Setups

Important

Please note that this part of the documentation is not yet finished. It will still be revised and updated.

Setup classes describe your real-world test setup. It describes what you have (in contrast to the Scenarios, that describes what you need). A Setup describes the structure of Devices and their relationship to each other. It also contains the final implementation of all Features the Devices should have.

Add devices

You develop a Setup, by defining all Setup-Devices you have in your test rack or in your current test environment. If you want to test a real device, you normally has a computer, you device-under-test and so on. These are connected with each other. In the setup, you describe everything you have. This can also mean, that you have a client and a server, where the server may not be near you, but it is connected over the internet. You could also test a local installed program, so your setup could be this test-process-device and the program-process-device while both are connected over an inter-process-connection or an file. The term Setup is very broad and flexible.

You can start with the device that executes these tests. Often this is a normal computer or a server. This is your first device, that you can register to your Setup.

Defining this test process device

You can create a new Device in your setup by simply defining a new inner class and inherit from Device.

import balder

class SetupBasic(balder.Setup):

    class ThisDevice(balder.Device):
        ...
    ...

Add other device

Feel free to create more devices. You should add all devices you want to use in your tests within this setup. Balder will automatically search for all mappings between these setups and your scenarios.

We want to add a new Device TestDevice to our example before and connect both with a HttpConnection:

import balder
import balder.connections as conn

class SetupBasic(balder.Setup):

    class ThisDevice(balder.Device):
        ...

    @balder.connect(ThisDevice, over_connection=conn.HttpConnection)
    class TestDevice(balder.Device):
        ...

    ...

That was it already. We have now defined our devices and their relationship with each other. In the next step, we only have to add their supported Features.

Add setup-device features

Last but not least, we have to add some features to our devices. Normally these result from the definitions in the scenario. A scenario defines which features they need. So that a setup will match with a scenario, the setup have to provide an implementation for these features.

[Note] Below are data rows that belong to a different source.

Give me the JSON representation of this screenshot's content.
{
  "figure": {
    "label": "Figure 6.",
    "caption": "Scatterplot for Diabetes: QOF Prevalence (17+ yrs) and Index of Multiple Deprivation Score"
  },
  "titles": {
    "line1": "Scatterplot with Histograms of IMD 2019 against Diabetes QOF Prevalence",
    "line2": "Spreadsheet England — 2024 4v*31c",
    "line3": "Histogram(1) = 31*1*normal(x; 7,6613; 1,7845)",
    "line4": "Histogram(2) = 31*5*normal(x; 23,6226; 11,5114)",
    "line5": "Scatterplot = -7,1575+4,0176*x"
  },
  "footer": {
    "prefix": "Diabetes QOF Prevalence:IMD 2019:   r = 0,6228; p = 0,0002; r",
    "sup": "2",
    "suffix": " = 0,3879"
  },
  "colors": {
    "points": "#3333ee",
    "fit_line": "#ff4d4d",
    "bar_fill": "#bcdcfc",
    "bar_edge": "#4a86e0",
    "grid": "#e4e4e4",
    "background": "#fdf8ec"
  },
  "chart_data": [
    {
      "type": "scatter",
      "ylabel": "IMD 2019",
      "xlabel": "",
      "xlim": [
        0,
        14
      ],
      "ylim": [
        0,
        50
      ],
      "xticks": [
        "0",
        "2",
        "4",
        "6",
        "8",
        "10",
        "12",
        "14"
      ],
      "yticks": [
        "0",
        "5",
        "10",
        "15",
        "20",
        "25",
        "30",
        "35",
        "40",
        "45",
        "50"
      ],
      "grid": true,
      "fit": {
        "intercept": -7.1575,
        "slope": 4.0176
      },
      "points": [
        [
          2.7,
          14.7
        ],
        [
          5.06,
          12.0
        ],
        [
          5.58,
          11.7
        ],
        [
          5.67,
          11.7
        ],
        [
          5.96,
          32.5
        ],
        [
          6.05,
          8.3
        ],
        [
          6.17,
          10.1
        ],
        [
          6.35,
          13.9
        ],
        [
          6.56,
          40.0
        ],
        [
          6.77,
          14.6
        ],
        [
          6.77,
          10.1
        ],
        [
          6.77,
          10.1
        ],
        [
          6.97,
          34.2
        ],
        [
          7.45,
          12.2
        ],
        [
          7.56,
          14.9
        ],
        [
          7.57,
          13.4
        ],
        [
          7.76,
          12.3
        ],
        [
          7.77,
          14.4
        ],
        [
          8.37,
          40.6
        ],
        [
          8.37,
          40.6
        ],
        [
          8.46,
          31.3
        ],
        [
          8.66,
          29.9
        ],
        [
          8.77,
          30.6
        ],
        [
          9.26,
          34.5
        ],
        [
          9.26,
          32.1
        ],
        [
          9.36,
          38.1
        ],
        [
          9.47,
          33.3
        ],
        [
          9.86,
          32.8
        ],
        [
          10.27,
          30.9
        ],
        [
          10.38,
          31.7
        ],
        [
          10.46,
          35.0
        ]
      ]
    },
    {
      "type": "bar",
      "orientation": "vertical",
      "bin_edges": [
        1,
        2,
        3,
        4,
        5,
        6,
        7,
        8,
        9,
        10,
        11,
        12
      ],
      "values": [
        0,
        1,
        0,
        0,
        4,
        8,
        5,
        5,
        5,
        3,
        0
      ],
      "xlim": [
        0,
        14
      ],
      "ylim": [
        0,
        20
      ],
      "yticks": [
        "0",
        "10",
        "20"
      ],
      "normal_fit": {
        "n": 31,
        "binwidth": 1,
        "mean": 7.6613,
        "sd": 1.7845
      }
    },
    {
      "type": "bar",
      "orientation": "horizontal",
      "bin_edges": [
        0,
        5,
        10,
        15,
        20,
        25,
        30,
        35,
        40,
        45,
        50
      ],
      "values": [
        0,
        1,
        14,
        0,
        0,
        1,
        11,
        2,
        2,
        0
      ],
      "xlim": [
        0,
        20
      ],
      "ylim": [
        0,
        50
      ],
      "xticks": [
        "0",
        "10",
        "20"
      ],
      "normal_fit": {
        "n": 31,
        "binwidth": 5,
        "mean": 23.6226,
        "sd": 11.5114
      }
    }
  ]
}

If we have a scenario like the following:

# file `scenario_simple_send_msg/scenario_simple_send_msg.py`

import balder
from .features import SendMessageFeature, RecvMessageFeature

class ScenarioSimpleSendMsg(balder.Scenario):

    class SendDevice(balder.Device):
        send = SendMessageFeature()

    @balder.connect(SendDevice, over_connection=balder.Connection)
    class RecvDevice(balder.Device):
        recv = RecvMessageFeature()

...

We need an implementation for these two devices. And this implementation will than be added into our setup:

import balder
import balder.connections as conn
# contains the implementation of the scenario features above (non abstract methods anymore
from .setup_features import SendMessageFeatureImpl, RecvMessageImplFeature

class SetupBasic(balder.Setup):

    class ThisDevice(balder.Device):
        send_impl = SendMessageFeatureImpl()

    @balder.connect(ThisDevice, over_connection=conn.HttpConnection)
    class TestDevice(balder.Device):
        recv_impl = RecvMessageImplFeature()

    ...

Setup inheritance

Warning

This section is still under development.